You can pick one dial, one indicator, one small experiment.
For example:
Instead of “I’m just bad with people,” you might say:
“My Connection System is stuck in threat mode. What’s one safer, low-stakes interaction I can rehearse and try?”
Instead of “I need more discipline,” you might say:
“My EMS is low and my Recovery System is panicking. What’s a 10-minute reset that doesn’t drain my future self?”
The Inner Control Panel becomes a mental interface you can carry around.
DBM is the wiring that makes those controls meaningful.

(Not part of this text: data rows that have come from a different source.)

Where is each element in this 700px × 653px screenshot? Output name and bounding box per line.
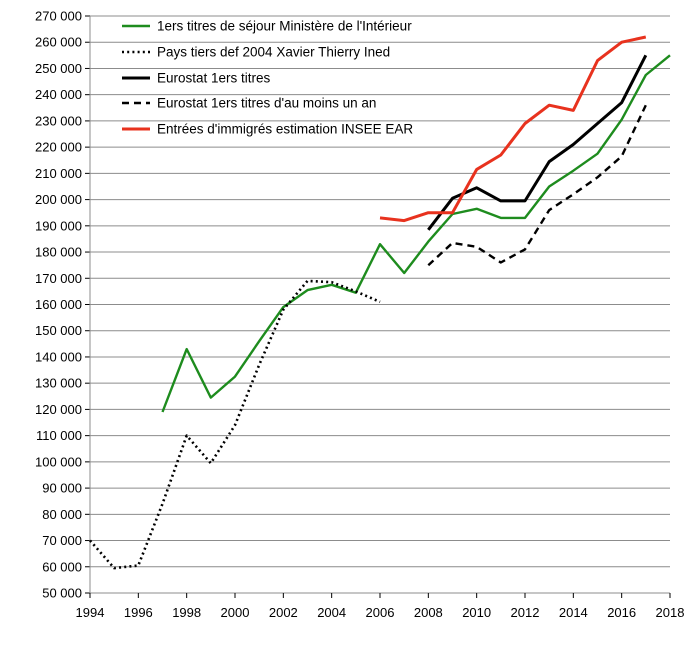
y-tick-label: 230 000 — [35, 113, 82, 128]
x-tick-label: 2006 — [366, 605, 395, 620]
x-tick-label: 2002 — [269, 605, 298, 620]
x-tick-label: 2016 — [607, 605, 636, 620]
x-tick-label: 2000 — [221, 605, 250, 620]
y-tick-label: 70 000 — [42, 533, 82, 548]
y-tick-label: 100 000 — [35, 454, 82, 469]
y-tick-label: 200 000 — [35, 192, 82, 207]
y-tick-label: 90 000 — [42, 481, 82, 496]
y-tick-label: 250 000 — [35, 61, 82, 76]
x-tick-label: 2014 — [559, 605, 588, 620]
y-tick-label: 260 000 — [35, 35, 82, 50]
series-line-5 — [379, 35, 647, 223]
y-tick-label: 160 000 — [35, 297, 82, 312]
legend-entry-5: Entrées d'immigrés estimation INSEE EAR — [157, 122, 413, 137]
y-tick-label: 140 000 — [35, 349, 82, 364]
legend-entry-1: 1ers titres de séjour Ministère de l'Int… — [157, 19, 412, 34]
series-line-1 — [161, 54, 671, 413]
series-line-2 — [89, 279, 381, 570]
legend: 1ers titres de séjour Ministère de l'Int… — [122, 19, 413, 137]
y-tick-label: 120 000 — [35, 402, 82, 417]
x-tick-label: 2008 — [414, 605, 443, 620]
y-tick-label: 210 000 — [35, 166, 82, 181]
series-lines — [89, 35, 671, 570]
y-tick-label: 110 000 — [36, 428, 82, 443]
x-tick-label: 2012 — [511, 605, 540, 620]
y-tick-label: 240 000 — [35, 87, 82, 102]
legend-entry-3: Eurostat 1ers titres — [157, 71, 271, 86]
y-tick-label: 80 000 — [42, 507, 82, 522]
y-tick-label: 150 000 — [35, 323, 82, 338]
y-tick-label: 270 000 — [35, 9, 82, 24]
y-tick-label: 60 000 — [42, 559, 82, 574]
y-tick-label: 190 000 — [35, 218, 82, 233]
gridlines — [90, 15, 670, 568]
x-tick-label: 1996 — [124, 605, 153, 620]
y-tick-label: 130 000 — [35, 376, 82, 391]
y-tick-label: 50 000 — [42, 586, 82, 601]
y-tick-label: 170 000 — [35, 271, 82, 286]
legend-entry-2: Pays tiers def 2004 Xavier Thierry Ined — [157, 45, 390, 60]
x-tick-label: 1998 — [172, 605, 201, 620]
x-tick-label: 2010 — [462, 605, 491, 620]
x-tick-label: 2018 — [656, 605, 685, 620]
x-tick-label: 1994 — [76, 605, 105, 620]
series-line-4 — [427, 104, 647, 267]
y-tick-label: 180 000 — [35, 245, 82, 260]
legend-entry-4: Eurostat 1ers titres d'au moins un an — [157, 96, 376, 111]
axes: 50 000 60 000 70 000 80 000 90 000 100 000 110… — [35, 9, 684, 621]
y-tick-label: 220 000 — [35, 140, 82, 155]
x-tick-label: 2004 — [317, 605, 346, 620]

How this helps in real life
When you work with DBM and the Inner Control Panel, you get:
- A shared language – for individuals, teams, therapists, coaches, and educators to talk about struggles without blame.
- A map for interventions – instead of random tips, you can target the system that’s actually under strain.
- A way to design tools – apps, programs, and practices that respect how the brain really works, not how we wish it did.
- More compassion for yourself and others – “of course I’m stuck; my Status and Connection systems are overloaded” lands very differently than “I’m weak.”
Where we go from here
This article is the overview, not the manual.
In the rest of this series, I’ll walk through:
- why “laziness” is often a misdiagnosis,
- what it means when your inner brake pedal is stuck,
- how your brain runs a millisecond social scan in every room,
- why your mental windshield gets dirty—and how to clean it,
- and why the “solo pilot” is a myth that quietly burns us out.
Together, the Didomi Behavioral Model and the Inner Control Panel are meant to do one simple thing:
Make your inner world visible, understandable, and tweakable—
so progress and wellbeing become affordable and repeatable, not mysterious or reserved for the lucky few.